Aku menoleh. Ketika menyaksikan ekspresi wajah Nasya yang mupeng melihat koleksi bajuku, aku hanya bisa menggeleng dan tersenyum simpul.

Gadis itu memang hidup serba kekurangan di Medan. Sama seperti aku dulu. Dan sebagai kakak aku, ingin berbagi kebahagiaan dengan dia.

"Aku mau pinjam yang warna hitam ini ya, Kak? Anggun banget," ujar Nasya sembari menunjukkan gaun hitam tanpa lengan dengan hiasan brokat di leher. Kuizinkan dengan anggukan. "Eh tapi yang putih ini juga cantik. Ini juga yang pink malah manis banget. Eh ... eh yang kuning salem ini juga. Aduuuh ... aku jadi bingung mau pilih yang mana?" Nasya tampak frustasi.

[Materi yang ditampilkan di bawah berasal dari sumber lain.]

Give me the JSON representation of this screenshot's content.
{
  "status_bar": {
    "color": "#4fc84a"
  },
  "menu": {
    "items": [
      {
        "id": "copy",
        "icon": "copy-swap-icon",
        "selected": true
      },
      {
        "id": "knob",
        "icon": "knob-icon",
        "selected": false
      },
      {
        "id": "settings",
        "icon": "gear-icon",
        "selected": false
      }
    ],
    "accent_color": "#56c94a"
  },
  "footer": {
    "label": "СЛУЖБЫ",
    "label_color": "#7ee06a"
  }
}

"Nasya!" Aku memanggil dengan keras. "Kalo kamu mau ngacak-ngacak baju kakak, mending gak usah ikut!" putusku tegas. Habisnya menyebalkan sekali. Di kasih hati malah melunjak begitu. Bajuku dikeluarkan semua.

"Iya, maaf," ucap gadis itu dengan mulut mengerucut. Kembali dia memilih-milih bajuku.

"Lho ... Nasya belum siap. Gak jadi ikut?" tanya Kak Sabiru masuk.

"Kita tinggalkan saja, Kak!"  ujarku tegas.

"Jangan!" sambar Nasya cepat. Terburu gadis itu mengambil gaun merah muda dengan hiasan pita di perut.

"Beresin dulu bajuku baru boleh pergi!" titahku saat gadis itu hendak melenggang bebas ke luar kamar.

"Biar ibu saja nanti. Katanya udah gak keburu," kilahnya santai sembari ngeloyor pergi.

Aku hanya bisa menghempaskan napas kasar melihat ulah Nasya. Benar-benar menyebalkan gadis itu!

*

Ketika aku dan Kak Sabiru telah menunggu selama setengah jam di mobil, Nasya baru menampakkan batang hidungnya. Gadis itu masuk mobil dengan mengenakan gaun kepunyaanku. Sentuhan tipis pada pipi dan bibir membuat wajah gadis itu berbinar. Rambut panjangnya ia kepang ala Elsa. Sebagai perempuan kuakui kalau adikku itu lumayan manis.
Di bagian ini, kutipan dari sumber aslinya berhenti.